A knee injury before the start of the regular season set Cody back a bit, but as he healed, the 2010 second-round pick was able to slowly make progress both in practices and on game days.
Cody posted 13 tackles on the season, but he came on late in the year, recording four tackles in the regular season finale, and notching two tackles and a forced fumble in a wild card round win over the Chiefs.
"I feel I came along a long way," Cody said. "I had a slow start with the injury, the surgery and all that stuff, but as the season went on, I started playing better and started playing faster. The coaches noticed it, and I started playing good.
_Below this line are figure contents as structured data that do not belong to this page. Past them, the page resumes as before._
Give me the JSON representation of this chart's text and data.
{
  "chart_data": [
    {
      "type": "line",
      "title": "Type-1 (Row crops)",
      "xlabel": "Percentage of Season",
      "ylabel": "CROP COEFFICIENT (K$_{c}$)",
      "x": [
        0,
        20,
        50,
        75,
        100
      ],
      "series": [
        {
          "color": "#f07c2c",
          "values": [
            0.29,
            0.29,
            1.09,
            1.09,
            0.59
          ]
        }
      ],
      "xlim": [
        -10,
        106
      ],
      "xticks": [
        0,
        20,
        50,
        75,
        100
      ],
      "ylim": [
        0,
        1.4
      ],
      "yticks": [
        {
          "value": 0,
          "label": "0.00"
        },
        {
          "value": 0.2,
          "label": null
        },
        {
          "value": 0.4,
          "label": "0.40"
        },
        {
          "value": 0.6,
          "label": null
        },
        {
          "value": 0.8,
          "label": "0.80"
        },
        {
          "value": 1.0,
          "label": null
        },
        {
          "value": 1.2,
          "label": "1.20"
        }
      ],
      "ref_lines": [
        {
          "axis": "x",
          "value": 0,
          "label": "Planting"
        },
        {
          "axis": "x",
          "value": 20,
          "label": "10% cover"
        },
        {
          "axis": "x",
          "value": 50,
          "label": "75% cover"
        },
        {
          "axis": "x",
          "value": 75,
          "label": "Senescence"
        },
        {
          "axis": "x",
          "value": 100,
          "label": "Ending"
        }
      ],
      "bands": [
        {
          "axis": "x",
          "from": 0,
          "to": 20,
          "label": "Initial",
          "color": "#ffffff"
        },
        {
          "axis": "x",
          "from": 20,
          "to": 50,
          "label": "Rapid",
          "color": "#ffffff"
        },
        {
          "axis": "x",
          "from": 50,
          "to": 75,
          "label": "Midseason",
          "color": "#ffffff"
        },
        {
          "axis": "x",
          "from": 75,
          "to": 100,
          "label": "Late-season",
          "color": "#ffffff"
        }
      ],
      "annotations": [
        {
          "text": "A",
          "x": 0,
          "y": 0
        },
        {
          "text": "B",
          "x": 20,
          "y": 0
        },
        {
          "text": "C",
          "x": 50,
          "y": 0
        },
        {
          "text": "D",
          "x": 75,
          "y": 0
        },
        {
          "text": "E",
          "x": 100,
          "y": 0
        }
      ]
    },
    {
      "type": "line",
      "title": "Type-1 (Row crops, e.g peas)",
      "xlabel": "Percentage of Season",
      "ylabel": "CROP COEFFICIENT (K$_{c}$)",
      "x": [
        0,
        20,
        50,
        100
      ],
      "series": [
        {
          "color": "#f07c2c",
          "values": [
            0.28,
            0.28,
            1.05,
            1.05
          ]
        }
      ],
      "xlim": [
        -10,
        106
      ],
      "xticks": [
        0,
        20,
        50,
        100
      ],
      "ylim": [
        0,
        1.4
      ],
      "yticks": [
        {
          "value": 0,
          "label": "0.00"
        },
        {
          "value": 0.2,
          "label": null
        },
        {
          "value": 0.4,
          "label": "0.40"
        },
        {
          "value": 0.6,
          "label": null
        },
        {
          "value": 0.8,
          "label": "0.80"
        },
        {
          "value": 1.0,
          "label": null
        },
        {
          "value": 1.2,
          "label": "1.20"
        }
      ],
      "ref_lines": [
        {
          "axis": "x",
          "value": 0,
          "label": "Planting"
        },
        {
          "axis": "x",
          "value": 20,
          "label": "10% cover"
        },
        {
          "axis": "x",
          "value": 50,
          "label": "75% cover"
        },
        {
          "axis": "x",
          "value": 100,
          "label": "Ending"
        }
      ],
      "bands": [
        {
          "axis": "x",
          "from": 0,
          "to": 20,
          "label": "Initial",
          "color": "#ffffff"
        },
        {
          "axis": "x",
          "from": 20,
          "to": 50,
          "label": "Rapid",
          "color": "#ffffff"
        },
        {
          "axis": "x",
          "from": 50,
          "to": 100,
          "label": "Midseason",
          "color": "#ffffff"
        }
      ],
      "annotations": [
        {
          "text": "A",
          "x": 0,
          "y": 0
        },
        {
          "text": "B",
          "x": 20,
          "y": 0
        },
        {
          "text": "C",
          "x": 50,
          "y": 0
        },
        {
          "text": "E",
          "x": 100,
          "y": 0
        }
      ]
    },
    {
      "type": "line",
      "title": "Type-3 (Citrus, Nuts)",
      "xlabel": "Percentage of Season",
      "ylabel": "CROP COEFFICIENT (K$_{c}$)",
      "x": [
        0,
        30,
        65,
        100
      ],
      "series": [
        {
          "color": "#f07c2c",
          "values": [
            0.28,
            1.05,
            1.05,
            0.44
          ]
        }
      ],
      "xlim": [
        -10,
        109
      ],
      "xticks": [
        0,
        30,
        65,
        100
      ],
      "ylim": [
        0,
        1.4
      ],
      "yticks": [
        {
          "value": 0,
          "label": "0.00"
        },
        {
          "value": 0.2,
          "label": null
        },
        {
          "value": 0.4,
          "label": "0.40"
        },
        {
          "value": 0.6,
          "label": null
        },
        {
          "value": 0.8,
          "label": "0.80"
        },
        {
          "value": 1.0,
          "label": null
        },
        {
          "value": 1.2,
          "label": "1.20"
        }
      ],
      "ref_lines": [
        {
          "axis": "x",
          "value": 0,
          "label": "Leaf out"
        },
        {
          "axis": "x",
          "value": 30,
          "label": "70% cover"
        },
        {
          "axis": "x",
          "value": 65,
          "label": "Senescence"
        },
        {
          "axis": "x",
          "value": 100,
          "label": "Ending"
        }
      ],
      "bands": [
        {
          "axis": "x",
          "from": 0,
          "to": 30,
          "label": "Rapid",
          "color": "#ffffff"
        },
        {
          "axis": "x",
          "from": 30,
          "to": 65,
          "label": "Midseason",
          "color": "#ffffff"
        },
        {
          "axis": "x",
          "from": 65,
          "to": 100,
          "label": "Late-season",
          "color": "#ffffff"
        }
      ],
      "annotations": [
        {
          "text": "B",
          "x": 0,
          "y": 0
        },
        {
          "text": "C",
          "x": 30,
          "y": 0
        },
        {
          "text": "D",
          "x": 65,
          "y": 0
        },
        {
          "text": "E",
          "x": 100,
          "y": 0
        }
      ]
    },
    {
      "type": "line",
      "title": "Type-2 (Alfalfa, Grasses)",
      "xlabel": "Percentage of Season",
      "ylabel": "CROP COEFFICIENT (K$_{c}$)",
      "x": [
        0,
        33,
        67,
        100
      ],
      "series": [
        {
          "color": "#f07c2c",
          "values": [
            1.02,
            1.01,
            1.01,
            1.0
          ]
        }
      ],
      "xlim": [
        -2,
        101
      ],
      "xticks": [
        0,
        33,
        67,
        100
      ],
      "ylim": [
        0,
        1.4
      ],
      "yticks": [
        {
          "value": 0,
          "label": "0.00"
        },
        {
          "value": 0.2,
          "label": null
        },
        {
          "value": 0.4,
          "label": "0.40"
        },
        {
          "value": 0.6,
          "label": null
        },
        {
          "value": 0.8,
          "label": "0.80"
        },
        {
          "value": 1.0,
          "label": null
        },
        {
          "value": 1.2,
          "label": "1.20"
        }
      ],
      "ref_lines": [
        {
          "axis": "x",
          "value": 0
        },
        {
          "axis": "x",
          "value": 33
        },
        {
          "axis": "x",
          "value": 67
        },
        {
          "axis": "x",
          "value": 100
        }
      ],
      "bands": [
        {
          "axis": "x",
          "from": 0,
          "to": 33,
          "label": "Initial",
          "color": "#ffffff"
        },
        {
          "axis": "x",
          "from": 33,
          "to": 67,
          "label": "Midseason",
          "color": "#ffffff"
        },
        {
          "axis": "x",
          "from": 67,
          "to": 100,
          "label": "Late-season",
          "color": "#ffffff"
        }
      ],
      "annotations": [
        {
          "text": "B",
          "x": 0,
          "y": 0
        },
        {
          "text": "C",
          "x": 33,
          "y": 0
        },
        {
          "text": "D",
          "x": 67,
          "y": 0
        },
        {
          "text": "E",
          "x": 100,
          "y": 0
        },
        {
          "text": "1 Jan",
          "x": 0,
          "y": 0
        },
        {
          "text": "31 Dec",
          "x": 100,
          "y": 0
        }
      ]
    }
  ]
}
"It was difficult at first. Coming into camp, I was playing the technique that I was taught, and had to change the way I've been taught for the past four or five years in college and stuff. I was hard, but I overcame it, and everybody started seeing a lot of difference in my playing."
If there's a lockout, it will be on Cody's burly shoulders to try and keep his weight and conditioning where they need to be so that he can pick up where he left off when the NFL eventually picks up again.
And that's yet another reason why the CBA negotiations this week will impact those who strap on the pads every Sunday.